VANCOUVER, CANADA—For most of the past 5000 years, the hunter-gatherers known as the Aleuts have lived on Sanak Island off the southern coast of Alaska, surviving on the local fish and marine mammals they caught as well as clams and mussels collected in the intertidal zone around their island. Now after constructing some of the most elaborate food webs ever built, a research team has begun to reveal how the Aleuts fit in as a top predator in the island ecosystem. In short, the Aleuts weren’t picky eaters, consuming about one-quarter of the different species on and around Sanak Island. But by being such “supergeneralists”, the research team suggests, they were likely able to keep the ecosystem stable because they would switch prey when a particular species became endangered, and thus harder to catch or collect.
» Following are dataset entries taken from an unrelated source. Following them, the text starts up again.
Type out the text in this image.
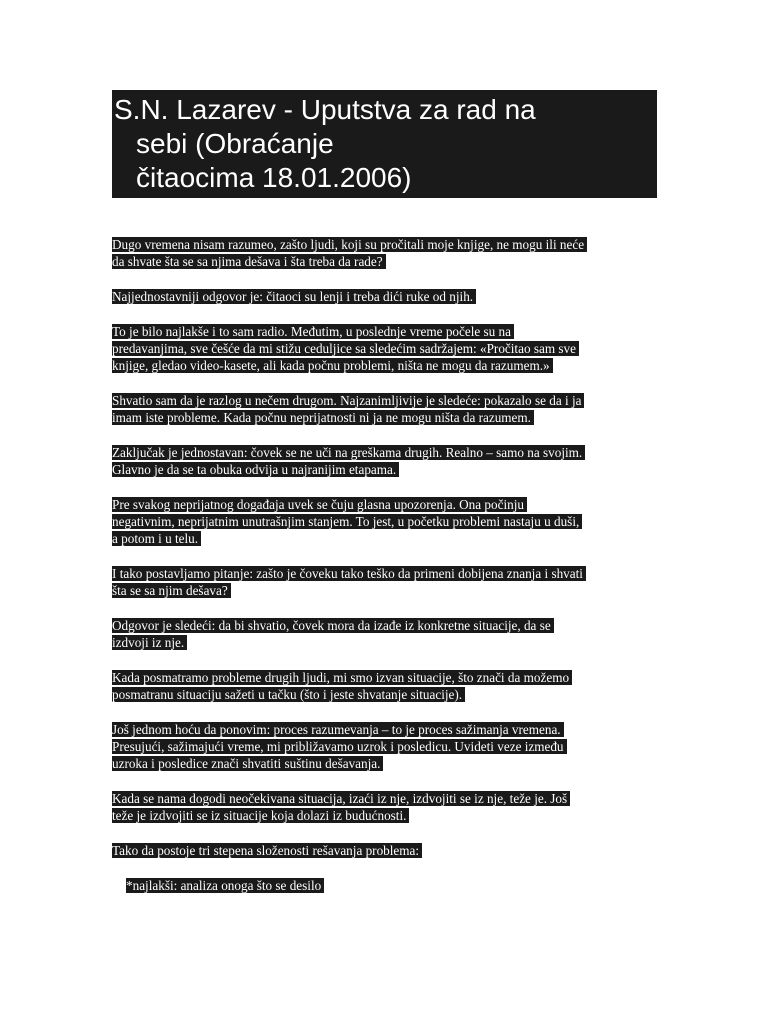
S.N. Lazarev - Uputstva za rad na
sebi (Obraćanje
čitaocima 18.01.2006)
Dugo vremena nisam razumeo, zašto ljudi, koji su pročitali moje knjige, ne mogu ili neće
da shvate šta se sa njima dešava i šta treba da rade?
Najjednostavniji odgovor je: čitaoci su lenji i treba dići ruke od njih.
To je bilo najlakše i to sam radio. Međutim, u poslednje vreme počele su na
predavanjima, sve češće da mi stižu ceduljice sa sledećim sadržajem: «Pročitao sam sve
knjige, gledao video-kasete, ali kada počnu problemi, ništa ne mogu da razumem.»
Shvatio sam da je razlog u nečem drugom. Najzanimljivije je sledeće: pokazalo se da i ja
imam iste probleme. Kada počnu neprijatnosti ni ja ne mogu ništa da razumem.
Zaključak je jednostavan: čovek se ne uči na greškama drugih. Realno – samo na svojim.
Glavno je da se ta obuka odvija u najranijim etapama.
Pre svakog neprijatnog događaja uvek se čuju glasna upozorenja. Ona počinju
negativnim, neprijatnim unutrašnjim stanjem. To jest, u početku problemi nastaju u duši,
a potom i u telu.
I tako postavljamo pitanje: zašto je čoveku tako teško da primeni dobijena znanja i shvati
šta se sa njim dešava?
Odgovor je sledeći: da bi shvatio, čovek mora da izađe iz konkretne situacije, da se
izdvoji iz nje.
Kada posmatramo probleme drugih ljudi, mi smo izvan situacije, što znači da možemo
posmatranu situaciju sažeti u tačku (što i jeste shvatanje situacije).
Još jednom hoću da ponovim: proces razumevanja – to je proces sažimanja vremena.
Presujući, sažimajući vreme, mi približavamo uzrok i posledicu. Uvideti veze između
uzroka i posledice znači shvatiti suštinu dešavanja.
Kada se nama dogodi neočekivana situacija, izaći iz nje, izdvojiti se iz nje, teže je. Još
teže je izdvojiti se iz situacije koja dolazi iz budućnosti.
Tako da postoje tri stepena složenosti rešavanja problema:
*najlakši: analiza onoga što se desilo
“This is our first detailed picture of how humans fit into food webs,” ecologist Jennifer Dunne of the Santa Fe Institute in New Mexico said here yesterday at a symposium on the topic at the annual meeting of the American Association for the Advancement of Science (which publishes ScienceNOW). “It is the first time that the roles of humans as predators are explicitly compared to the roles of other predators in food webs.”
As part of a National Science Foundation-funded research effort known as the Sanak Biocomplexity Project, Dunne and her colleagues have collected and analyzed a wide variety of data on Sanak Island’s ecology and its human inhabitants, including archaeological and written evidence on the Aleuts. For example, ancient middens, essentially preserved dumps of food waste such as bones and shells, were studied to glean the historical diets of the Aleuts. The researchers ultimately determined what each species was eating, and what was eating it, linking individual food chains together into an overall food web.
Dunne and her colleagues have created two such food webs, one limited to species connected to the intertidal zone (above left) and a broader one, which includes birds and additional fish, looking at the whole marine ecosystem (above right). In the intertidal food web, for example, the Aleuts ate the highest number of different prey, 50 of 171 species, with a sea fish and marine crab taking the next slots, consuming 39 and 37 species respectively. In the marine food web, however, the Pacific cod takes the top spot, munching on 124 of the 513 species, although the Aleuts aren’t far behind with a diet encompassing 122 species. Dunne noted that 96% of the species in the Sanak Island marine food web they’ve built are within two feeding links to the Aleuts. They “were very tightly connected to nearly all the species in the marine ecosystem,” she says. “The Aleuts were positioned to have great effects on local diversity.”
Despite that, there’s no evidence that predation by the Aleuts drove any species to extinction, which Dunne attributes to their penchant for regularly switching food sources depending on the season, weather, and availability of various prey. Pointing out that the human appetite for bluefin tuna is currently driving the species to extinction, Dunne notes that the Aleutian way is a sharp contrast to much of the world today where rarity of a food increases its value and, consequently, demand for it.
The analysis by Dunne and her colleagues is rare and valuable in that it “puts people in the food web,” says fisheries expert Andrew Trites of the University of British Columbia in Vancouver, who also participated in the AAAS symposium.